I love song parodies. Remember “I Saw Mommy Kissing Santa Claus?” Here’s my take for today:
“I saw Santa Claus being kind today.”
Every coin has two sides. Every story has several perspectives. There’s always a different way to look at the same thing – including Santa Claus.
Facebook has become the Athenian Mars Hill of the 21st century.
Everyone has an opinion and everyone can count on a reaction to that opinion. I’m both amused and bemused at folks’ likes and dislikes, criticisms and complaints, generalizations, and passionate angst. A rapid-fire exchange of ideas streams across my news feed faster than the Apostle Paul could ever follow.
One friend voiced his reaction to a speech from President Trump, expressing how disrespectful he felt the President had been. I don’t understand why a host of commenters stood in line to make equally disrespectful comments about the President. We might believe he was disrespectful, but does that give us the right to disrespect him? Do two wrongs make a right? Shouldn’t we devote ourselves in prayer for the President rather than in criticism?
Another friend, who lives in a southern climate, expressed her annoyance at people who put up outside Christmas decorations the day after Thanksgiving. It wasn’t long before several came back with reasons why they put out decorations so early. For those of us who live in the cold Midwest, the weekend before or after Thanksgiving is the optimal time to set out decorations. Who wants to string lights in twenty degree weather, bracing themselves against a fifteen mile per hour wind? The tone of the dialogue softened when one woman confided that her husband works for UPS and especially since the inception of Amazon Prime, the family doesn’t see much of him from Thanksgiving to January. If she wants help with outside decorations, the outside display goes up the week before.
Maybe we shouldn’t be so quick to judge the actions or words of others. Maybe we should consider that there might be information we don’t know and that other people might have good reasons for the choices we personally would not make for ourselves before we state broad sweeping opinions.
I’m no one to talk.
I’m a Scrooge when it comes to Santa Claus. Aside from the part of trying to explain to a child thatyou’ve lied to them about the big red-suited man since they were wee ones, the whole concept of the man from the North Pole detracts from the real meaning of Christmas and the babe of Bethlehem. Everything is Santa this and Santa that. It puts the emphasis on the greed of getting rather than the joy of giving. Kids line up in long queues at malls with a laundry list of wants and gimmes, getting empty promises from a man who doesn’t even know the child or his family’s circumstances. On my more grouchy days, I dare to think that Santa is a fabrication conspired by Macy’s and Gimbal’s Department Stores.
Yes, I had no use for Santa Claus. No use, that is, until last week.
Three friends and I stayed at a Wingate Inn in Peoria, Illinois for the International Conference on Missions (ICOM).

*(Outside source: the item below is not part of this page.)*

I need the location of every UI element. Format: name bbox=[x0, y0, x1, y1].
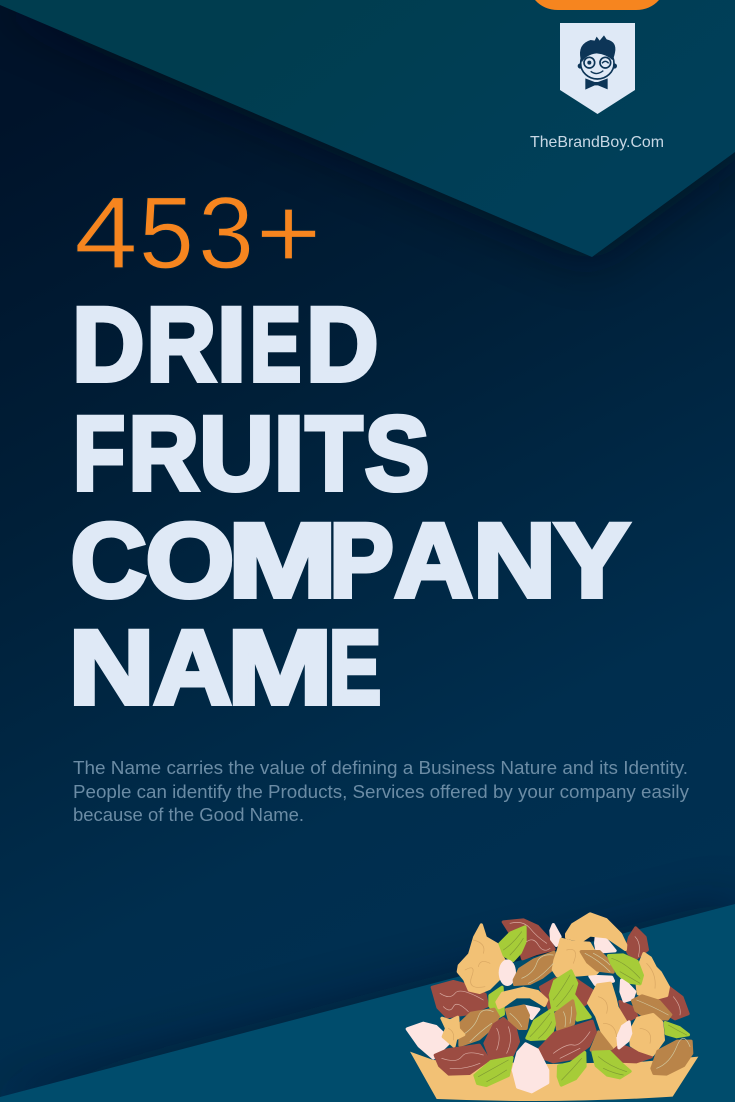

The morning desk clerk was a medium height, rotund, cherry cheek faced man with a full white beard. “You look just like Santa Claus,” one of the women in our group said as she paid for her portion of the bill.
The clerk told her his second job during the month of December was in fact playing Santa Claus at the mall. He became reflective.
“You’d be surprised at the sad stories I hear from kids.”
Wow! It makes perfect sense though, doesn’t it? Haven’t counselors used puppets and stuffed animals for years to help troubled children open up about the trauma, grief, or abusive situations in their lives? Of course, a child would see this costumed character as a safe confidant!
Years ago, I had one of my other gross generalized opinion moments. I told my pastor, “We shouldn’t even celebrate Christmas. It’s just a pagan holiday. We can’t prove Jesus was born on December 25th.”
He gave me an answer that has since warped into my life tagline.
“Use every available opportunity to proclaim Jesus Christ as Lord.”
I don’t know if the Peoria Santa Claus is a Christ follower. What I do know is that he is using a role to love on and listen to hurting children. I may not have much use for the caricature of Santa Claus but I think I’m much more tolerant knowing that there’s a lot of Santas across the country doing some children a lot of good this Christmas. Wouldn’t it be wonderful if a legion of silver haired godly men intentionally sought jobs as Santa Claus during the month of December so they could speak the grace of God and love of Jesus to hurting, sad children? Come on, you retired men! You’ve got a golden opportunity to proclaim Jesus Christ as Lord!
God bless Santa Claus!
May God use Santa to heal, hug, and comfort hurting children’s hearts. Instead of wasting my time and energy criticizing Santa Claus, I’m praying that God use me to reach out as well to share the love of Christ to the children in my community. I may not have a red suit or a white beard, but I can still love and listen to a sad child.
If Santa Claus can use every opportunity to reach out in love to our kids, so can I.
How can you reach out to a sad child this Christmas?